Vampires: The Next Eating Disorder?

Full disclosure: I do not watch vampire shows or read vampire books. I have a vague notion of who Robert Pattinson is simply because he keeps popping up in US Weekly during my Stepmill sessions. Oh, and yesterday I sat slackjawed as I watched Twilight Saga: New Moon star Kellan Lutz do the most amazing and hypersexual set of push-ups I’ve ever seen on Ellen. But aside from that, my vampire pop culture knowledge is nil. I never even watched Buffy. The closest I’ve come to even caring about a vampire was in kindergarten, when Count von Count taught me my 1, 2, 3s on Sesame Street.

That said, bloodsucking is H-O-T right now. Bella and Edward and Jacob are the IT boys and girls for lady teenagers worldwide and even my mommy friends who somehow juggle working full time and caring for their little kids are finding the time to page through New Moon.

Now, eating disorders aren’t the first thing that spring to mind when I think about vampires--although a diet composed solely of blood does sound a bit excessive (at least they needn’t worry about anemia! Heh heh.) Oh, and if I wanted to be crass, I could make the case that the cover art for Twilight might simultaneously be used to illustrate an extremely disordered “What I Ate This Week” food journal. (Good thing I’m not crass.) But I’ve spotted a few small blogs that have somehow made a link between the two. For example, in this story, the author points out that Kristen Stewart (who plays Bella) is often used as “thinspo” by websites that promote anorexia or bulimia (aka “pro-ana” or “pro-mia” sites.) Here’s a pic of the actress, who told Allure Magazine that she worries about being too skinny, doesn’t exercise, and thinks of herself as “skinny fat.” The examiner.com author also states that while Stewart’s exact weight is not publicly known, “reports are that the ‘requirements’  for her body double were to be 5'5" tall and weigh 105 pounds. If that is indeed her weight, that would mean that she has a Body Mass Index of 17.5. According to the National Heart Lung and Blood Institute, the lowest healthy BMI is 18.5. For Kristin, that means her lowest healthy weight would be 111 pounds on her 65 inch frame.

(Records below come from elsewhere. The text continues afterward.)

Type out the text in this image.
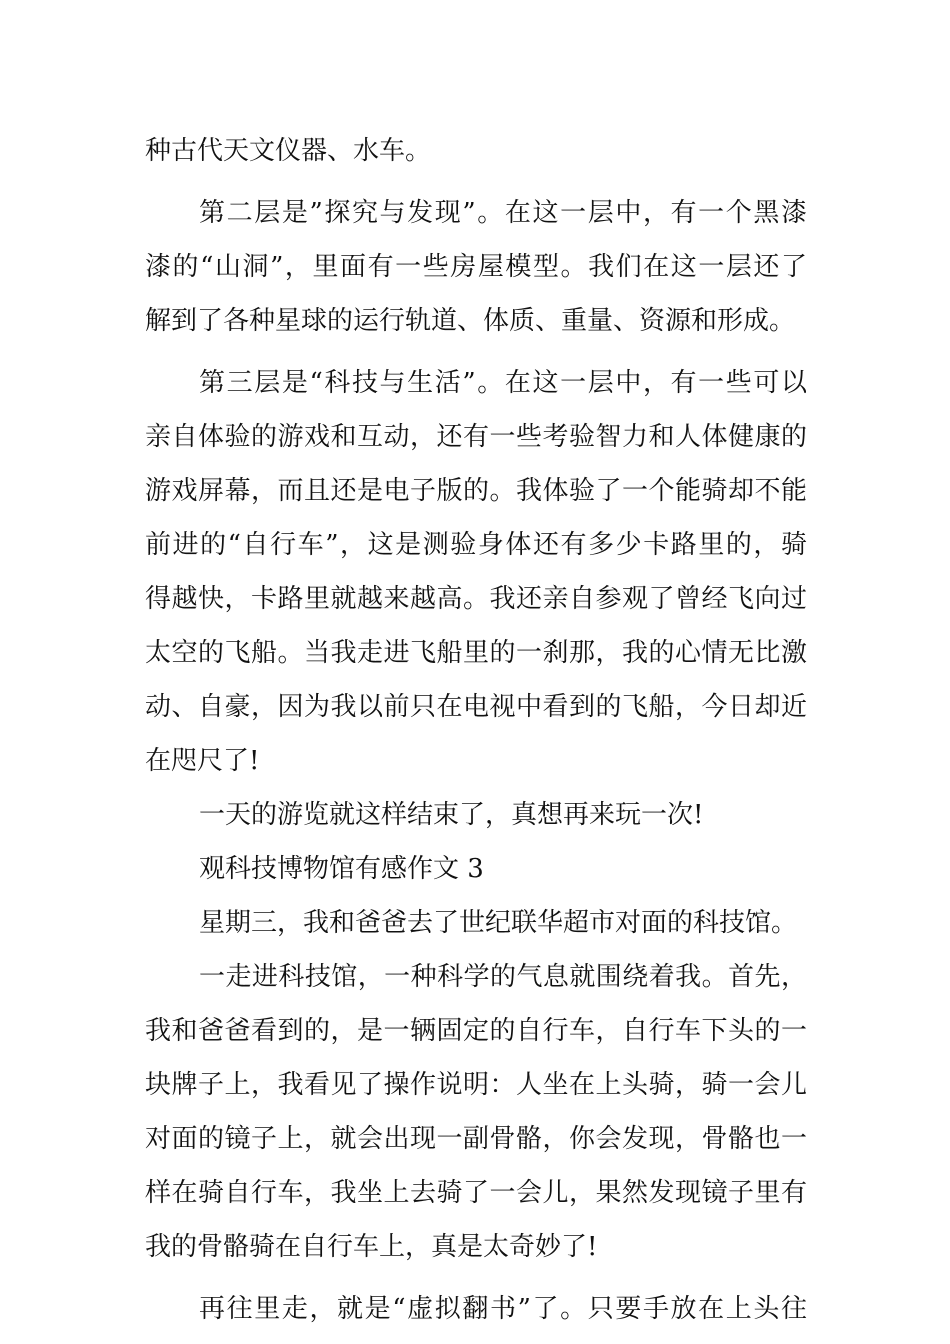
种古代天文仪器、水车。
第二层是”探究与发现”。在这一层中，有一个黑漆
漆的“山洞”，里面有一些房屋模型。我们在这一层还了
解到了各种星球的运行轨道、体质、重量、资源和形成。
第三层是“科技与生活”。在这一层中，有一些可以
亲自体验的游戏和互动，还有一些考验智力和人体健康的
游戏屏幕，而且还是电子版的。我体验了一个能骑却不能
前进的“自行车”，这是测验身体还有多少卡路里的，骑
得越快，卡路里就越来越高。我还亲自参观了曾经飞向过
太空的飞船。当我走进飞船里的一刹那，我的心情无比激
动、自豪，因为我以前只在电视中看到的飞船，今日却近
在咫尺了!
一天的游览就这样结束了，真想再来玩一次!
观科技博物馆有感作文 3
星期三，我和爸爸去了世纪联华超市对面的科技馆。
一走进科技馆，一种科学的气息就围绕着我。首先，
我和爸爸看到的，是一辆固定的自行车，自行车下头的一
块牌子上，我看见了操作说明：人坐在上头骑，骑一会儿
对面的镜子上，就会出现一副骨骼，你会发现，骨骼也一
样在骑自行车，我坐上去骑了一会儿，果然发现镜子里有
我的骨骼骑在自行车上，真是太奇妙了!
再往里走，就是“虚拟翻书”了。只要手放在上头往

For all those eating disorder-prone boys out there, Taylor Lautner (who plays Jacob) reportedly gained over 30 pounds of muscle for his New Moon role. He even told Men’s Health he had to cut down on his cardio because "I was exercising so hard that I began to lose weight."

And in this feministing.com blog post, a self-described anorexic named LadyAnon wrote about the many parallels between vampires and women with eating disorders:

-Both vampires and anorexics feel like outsiders, “disconnected from the mainstream, lonely, cold and isolated.”

-Neither vampires nor anorexics can control what they eat: Like a vampire licking blood off the floor, “I too have been made to feel like a freak for urges I can’t control. I too am shamed by what I eat and how I eat it--the need to pour pints of water into my cereal bowl to water down the milk, to eat freakishly slowly with my hands, tearing sandwiches into tiny mouthfuls piece by piece, sucking rather than chewing. I too am ashamed by the food rules that govern my life, but I do not feel I have a choice over them.”

-Both vampires and anorexics must decide whether to share their secret with new friends or romantic partners, even at the risk of alienating or scaring them away.

Not to take away from LadyAnon’s struggle in any way, but my assessment of this whole alleged vampire-eating disorder connection can be summed up in three words:

Mountain: Meet molehill.

I’m sorry, but this isn’t the Twilight Saga it’s being portrayed as. An eating disorder is a psychiatric disease affecting more than eight million men and women. It leads to physical and emotional agony, hospitalizations and often, death. It’s a health-damaging and soul-crushing way for people to deal with their misery without addressing the actual life issues causing them pain.

Vampires, on the other hand, are not real. They are made-up, fictionalized TV, movie and book characters. Like Mickey Mouse or He-Man. Comparing anorexics to vampires is like comparing people in wheelchairs to Smurfs because they both have to deal with looking different than everyone else (eg disabled; blue). It trivializes the situation at hand. I mean, if it somehow helps a woman struggling with an ED to see links between her and a vampire actress she idolizes, then I suppose there’s no harm. But seriously, if people start attacking vampire movies for inspiring extreme thinness and eating disorders, that’s a bandwagon I just can’t jump on. (Surprisingly, I can actually see it more for the boys than the girls here: 30 pounds of muscle is an insanely unrealistic goal and I acknowledge it could be possible that a shy, lanky boy at home might read that and feel pressure to bulk up himself.)

What do you think? Is this a connection you can sink your teeth into?